Refusing to do their duty would have had serious repercussions. They would have been lucky to lose only their careers; more likely imprisonment along with the potential of torture and death would have followed. Their families’ lives would also have been endangered. Yet, history would have changed and millions would be alive today if the Luftwaffe had rebelled en masse.
Such a crisis is facing Moslems today. Disapproving of radical Islamic terrorism in privacy or when among like-minded friends equals silence. Speaking up publicly places a noose around one’s neck, and more scarily, around the neck of one’s family especially if they still live in Jihadist controlled areas.

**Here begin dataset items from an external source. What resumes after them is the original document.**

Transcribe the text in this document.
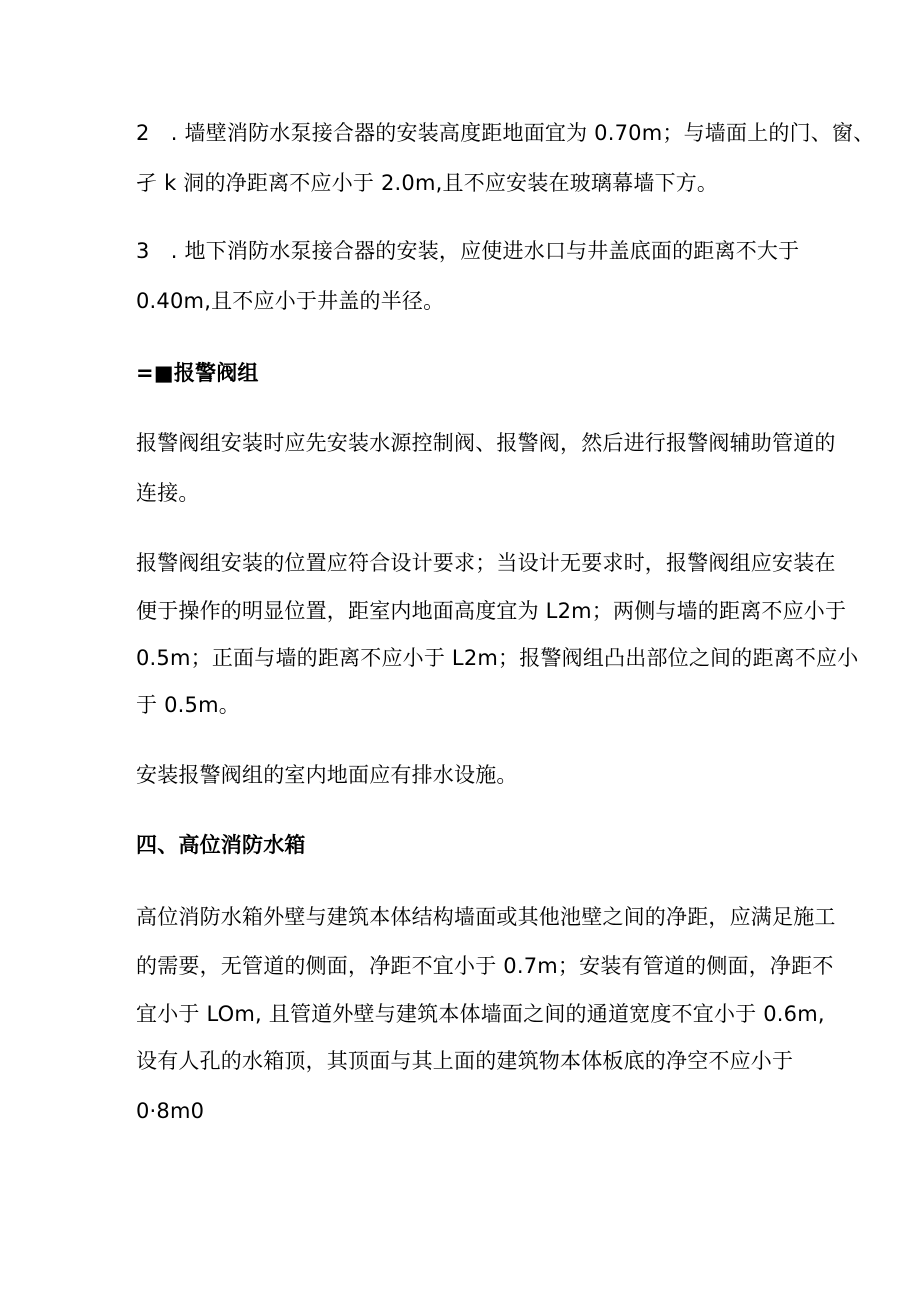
2 . 墙壁消防水泵接合器的安装高度距地面宜为 0.70m；与墙面上的门、窗、
孑 k 洞的净距离不应小于 2.0m,且不应安装在玻璃幕墙下方。
3 . 地下消防水泵接合器的安装，应使进水口与井盖底面的距离不大于
0.40m,且不应小于井盖的半径。
=■报警阀组
报警阀组安装时应先安装水源控制阀、报警阀，然后进行报警阀辅助管道的
连接。
报警阀组安装的位置应符合设计要求；当设计无要求时，报警阀组应安装在
便于操作的明显位置，距室内地面高度宜为 L2m；两侧与墙的距离不应小于
0.5m；正面与墙的距离不应小于 L2m；报警阀组凸出部位之间的距离不应小
于 0.5m。
安装报警阀组的室内地面应有排水设施。
四、高位消防水箱
高位消防水箱外壁与建筑本体结构墙面或其他池壁之间的净距，应满足施工
的需要，无管道的侧面，净距不宜小于 0.7m；安装有管道的侧面，净距不
宜小于 LOm, 且管道外壁与建筑本体墙面之间的通道宽度不宜小于 0.6m,
设有人孔的水箱顶，其顶面与其上面的建筑物本体板底的净空不应小于
0·8m0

It is easy to see other people’s challenges; it is harder to see our own. Jews and Christians are also having to make uncomfortable choices today. As the homosexual movement morphs into a dictatorship wanting to suppress freedom of expression and religion, it is not enough to say, “love the sinner,” or “government should stay out of people’s bedrooms.” As college campuses increasingly become breeding grounds for pro-Islamic groups, do we tell our children to keep their heads down or to risk not only condemnation but also assault? Only a few years ago, Jews could be both pro-Israel and vote Democrat. Doing so today takes a decision to ignore reality and suspend rational judgment. You might be allied with the New York Times and academia in telling yourself that there is a difference between anti-Semitism and anti-Zionism, but it is increasingly clear that in today’s climate, that simply is false.
Being faithful to God today increasingly means failing liberalism’s religious test. Being faithful to tradition can mean imperiling your livelihood and facing false accusations of bigotry, racism and other ‘isms.’ In Paris, Lassana Bathily could have stepped aside and shielded himself. Instead, he made a heroic and Godly choice. Anyone who pats himself on the back sure that he would do the same, should be able to point to less extreme but significantly uncomfortable times when he has exercised the same principled muscle.